Notes about siggraph

August 5, 2012 permalink

Selectively Deanimating Video

Another SIGGRAPH, another mind-bending example of video being freed from linear time — Jiamin Bai, Aseem Agarwala, Maneesh Agrawala, and Ravi Ramamoorthi’s Selectively De-Animating Video:

We present a semi-automated technique for selectively de-animating video to remove the large-scale motions of one or more objects so that other motions are easier to see. The user draws strokes to indicate the regions of the video that should be immobilized, and our algorithm warps the video to remove the large-scale motion of these regions while leaving finer-scale, relative motions intact. However, such warps may introduce unnatural motions in previously motionless areas, such as background regions. We therefore use a graph-cut-based optimization to composite the warped video regions with still frames from the input video; we also optionally loop the output in a seamless manner.
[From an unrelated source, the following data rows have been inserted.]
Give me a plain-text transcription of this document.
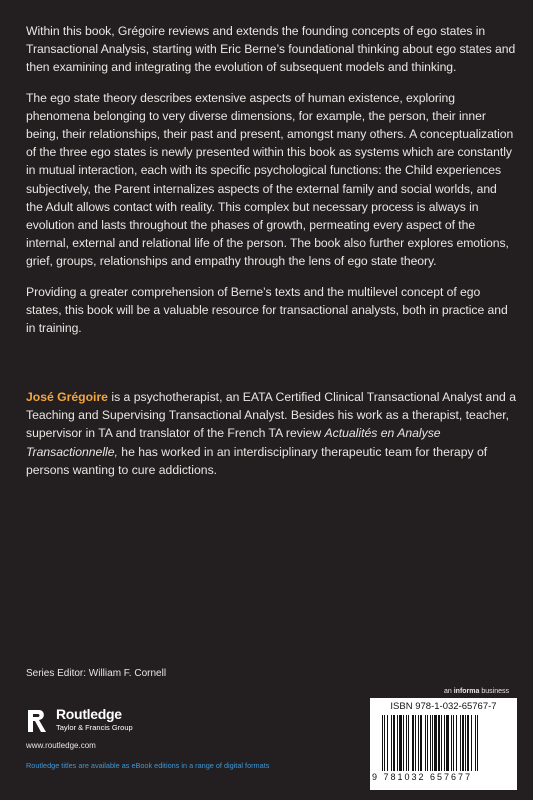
Within this book, Grégoire reviews and extends the founding concepts of ego states in Transactional Analysis, starting with Eric Berne’s foundational thinking about ego states and then examining and integrating the evolution of subsequent models and thinking.

The ego state theory describes extensive aspects of human existence, exploring phenomena belonging to very diverse dimensions, for example, the person, their inner being, their relationships, their past and present, amongst many others. A conceptualization of the three ego states is newly presented within this book as systems which are constantly in mutual interaction, each with its specific psychological functions: the Child experiences subjectively, the Parent internalizes aspects of the external family and social worlds, and the Adult allows contact with reality. This complex but necessary process is always in evolution and lasts throughout the phases of growth, permeating every aspect of the internal, external and relational life of the person. The book also further explores emotions, grief, groups, relationships and empathy through the lens of ego state theory.

Providing a greater comprehension of Berne’s texts and the multilevel concept of ego states, this book will be a valuable resource for transactional analysts, both in practice and in training.

José Grégoire is a psychotherapist, an EATA Certified Clinical Transactional Analyst and a Teaching and Supervising Transactional Analyst. Besides his work as a therapist, teacher, supervisor in TA and translator of the French TA review Actualités en Analyse Transactionnelle, he has worked in an interdisciplinary therapeutic team for therapy of persons wanting to cure addictions.
Series Editor: William F. Cornell
Routledge
Taylor & Francis Group
www.routledge.com
Routledge titles are available as eBook editions in a range of digital formats
an informa business
ISBN 978-1-032-65767-7
9 781032 657677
Our technique enables a number of applications such as clearer motion visualization, simpler creation of artistic cinemagraphs (photos that include looping motions in some regions), and new ways to edit appearance and complicated motion paths in video by manipulating a de-animated representation.

(Via O’Reilly Radar)

August 23, 2009 permalink

Touchable Holography

“Touchable Holography”, a hardware demo by researchers from the University of Tokyo at this year’s SIGGRAPH conference. This mostly builds on the work they presented last year involving their “Airborne Ultrasound Tactile Display” (PDF), a device that shoots out directional ultrasound to simulate haptic pressure, like the impact rain has when it hits your skin. I don’t think this current display counts as holography exactly (the image is made with a refracting mirror, just like Sega’s 1991 arcade game Time Traveler!), but being able to reinforce the illusion with the sensation of touch is a cool idea. Hopefully they can expand it to use more than one of their ultrasound boards so they can simulate a feeling that’s more than one-dimensional. Also good to see that researchers are using the inexpensive, off-the-shelf Wiimotes for projects like this.

(Via Make)

July 24, 2009 permalink

Dark Flash Photography

Another paper from the upcoming SIGGRAPH 2009 conference: Dark Flash Photography. The researchers have developed a camera flash that uses a combination of infra-red and and ultra-violet light to illuminate a scene before capture, and an algorithm to denoise and color-correct the otherwise dimly-lit normal digital photo, producing a low-light image that is both noise-free and sharp (no need for long exposure, so no worry about camera shake or the subject moving). Seems like a killer idea, and immensely useful.

The image above is the creepy-looking multi-spectral version – be sure to click through to their site to see the final photo compared with the noisy ambient light version.